Zbiórka dla Ukrainy nadal trwa

W zbiórce, której współorganizatorami są Okręgowa Izba Lekarska, Rada Miasta Łodzi i łódzka kuria, do tej pory udało się zebrać prawie 400 tys. zł, z czego 350 tys. zł wydano na zakup karetki. Czekalski zaznaczył, że największy przelew z adnotacją "dar na zakup karetki dla Ukrainy od ojca świętego Franciszka i kardynała Krajewskiego" wpłynął na konto OIL od archidiecezji łódzkiej. Poza tym do zbiórki dołożyli się lekarze i prawnicy, ale także zwykli łodzianie.

Łączy nas dobro.

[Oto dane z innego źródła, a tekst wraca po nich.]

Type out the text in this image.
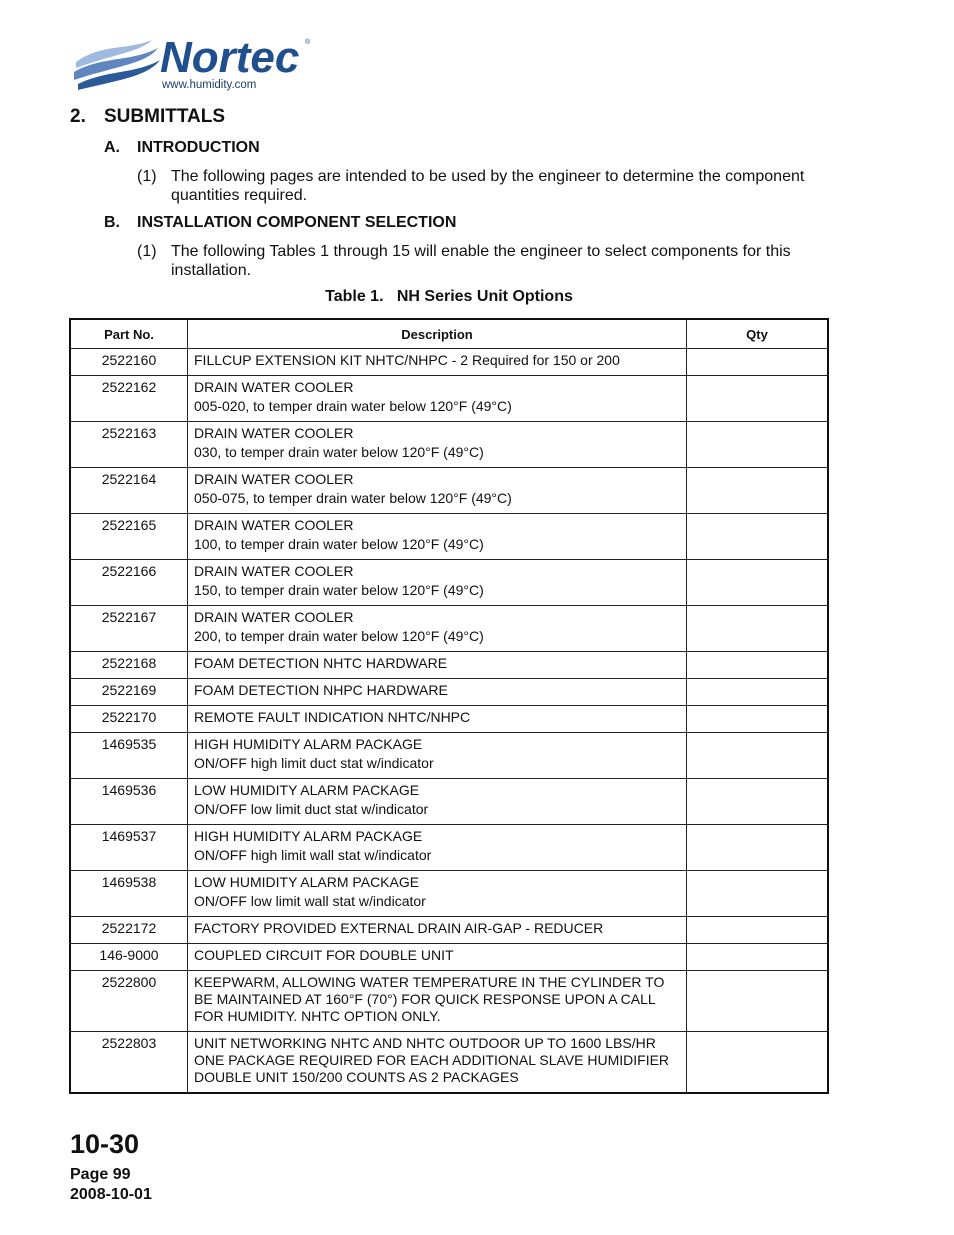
Nortec ®
www.humidity.com
2. SUBMITTALS
A. INTRODUCTION
(1) The following pages are intended to be used by the engineer to determine the component quantities required.
B. INSTALLATION COMPONENT SELECTION
(1) The following Tables 1 through 15 will enable the engineer to select components for this installation.
Table 1.   NH Series Unit Options
Part No.	Description	Qty
2522160	FILLCUP EXTENSION KIT NHTC/NHPC - 2 Required for 150 or 200	

2522162	DRAIN WATER COOLER
005-020, to temper drain water below 120°F (49°C)	

2522163	DRAIN WATER COOLER
030, to temper drain water below 120°F (49°C)	

2522164	DRAIN WATER COOLER
050-075, to temper drain water below 120°F (49°C)	

2522165	DRAIN WATER COOLER
100, to temper drain water below 120°F (49°C)	

2522166	DRAIN WATER COOLER
150, to temper drain water below 120°F (49°C)	

2522167	DRAIN WATER COOLER
200, to temper drain water below 120°F (49°C)	

2522168	FOAM DETECTION NHTC HARDWARE	

2522169	FOAM DETECTION NHPC HARDWARE	

2522170	REMOTE FAULT INDICATION NHTC/NHPC	

1469535	HIGH HUMIDITY ALARM PACKAGE
ON/OFF high limit duct stat w/indicator	

1469536	LOW HUMIDITY ALARM PACKAGE
ON/OFF low limit duct stat w/indicator	

1469537	HIGH HUMIDITY ALARM PACKAGE
ON/OFF high limit wall stat w/indicator	

1469538	LOW HUMIDITY ALARM PACKAGE
ON/OFF low limit wall stat w/indicator	

2522172	FACTORY PROVIDED EXTERNAL DRAIN AIR-GAP - REDUCER	

146-9000	COUPLED CIRCUIT FOR DOUBLE UNIT	

2522800	KEEPWARM, ALLOWING WATER TEMPERATURE IN THE CYLINDER TO
BE MAINTAINED AT 160°F (70°) FOR QUICK RESPONSE UPON A CALL
FOR HUMIDITY. NHTC OPTION ONLY.	

2522803	UNIT NETWORKING NHTC AND NHTC OUTDOOR UP TO 1600 LBS/HR
ONE PACKAGE REQUIRED FOR EACH ADDITIONAL SLAVE HUMIDIFIER
DOUBLE UNIT 150/200 COUNTS AS 2 PACKAGES	

10-30
Page 99
2008-10-01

Dla dobra drugiego człowieka, dla ratowania zdrowia i życia istnieje działanie ponad jakimikolwiek podziałami - dodał przewodniczący Gołaszewski, informując, że chęć zaangażowania się w akcję zbierania pieniędzy dla Lwowa zadeklarowało ostatnio także niemieckie miasto partnerskie Łodzi Chemnitz.

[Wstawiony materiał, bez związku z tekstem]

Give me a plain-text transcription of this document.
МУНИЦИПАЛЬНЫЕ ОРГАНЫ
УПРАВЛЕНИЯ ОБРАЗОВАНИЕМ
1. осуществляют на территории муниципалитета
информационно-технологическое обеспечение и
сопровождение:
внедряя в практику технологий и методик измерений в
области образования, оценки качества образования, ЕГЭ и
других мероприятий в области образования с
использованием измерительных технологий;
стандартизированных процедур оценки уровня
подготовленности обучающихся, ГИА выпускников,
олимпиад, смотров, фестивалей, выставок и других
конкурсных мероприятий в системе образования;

Karetka dostosowana do trudnych warunków

Kupiony ambulans jest pojazdem nietypowym, zbudowanym na bazie pikapa i dostosowanym do specjalnych potrzeb.

Pojazd powstał na bazie toyoty hilux. Ma napęd na cztery koła wraz z reduktorem. Lepiej sprawdzi się w terenach objętych konfliktem wojennym. Zabudowę do niego wykonała polska firma z Kutna. Jego sercem jest 2,5-litrowy silnik Diesla - wyjaśnił Wojciech Łukomski z biura łódzkiej OIL.

Rosyjscy żołnierze mają zwyczaj strzelania w opony, dlatego karetkę wyposażono w dodatkowy ich komplet, by w razie potrzeby można było szybko zmienić uszkodzoną. Zrezygnowano też z niektórych elementów odblaskowych, dzięki czemu pojazd jest mniej widoczny wtedy, gdy istnieje taka potrzeba. W przyszłym tygodniu karetka zostanie doposażona w sprzęt i leki, i będzie gotowa do transportu na Ukrainę.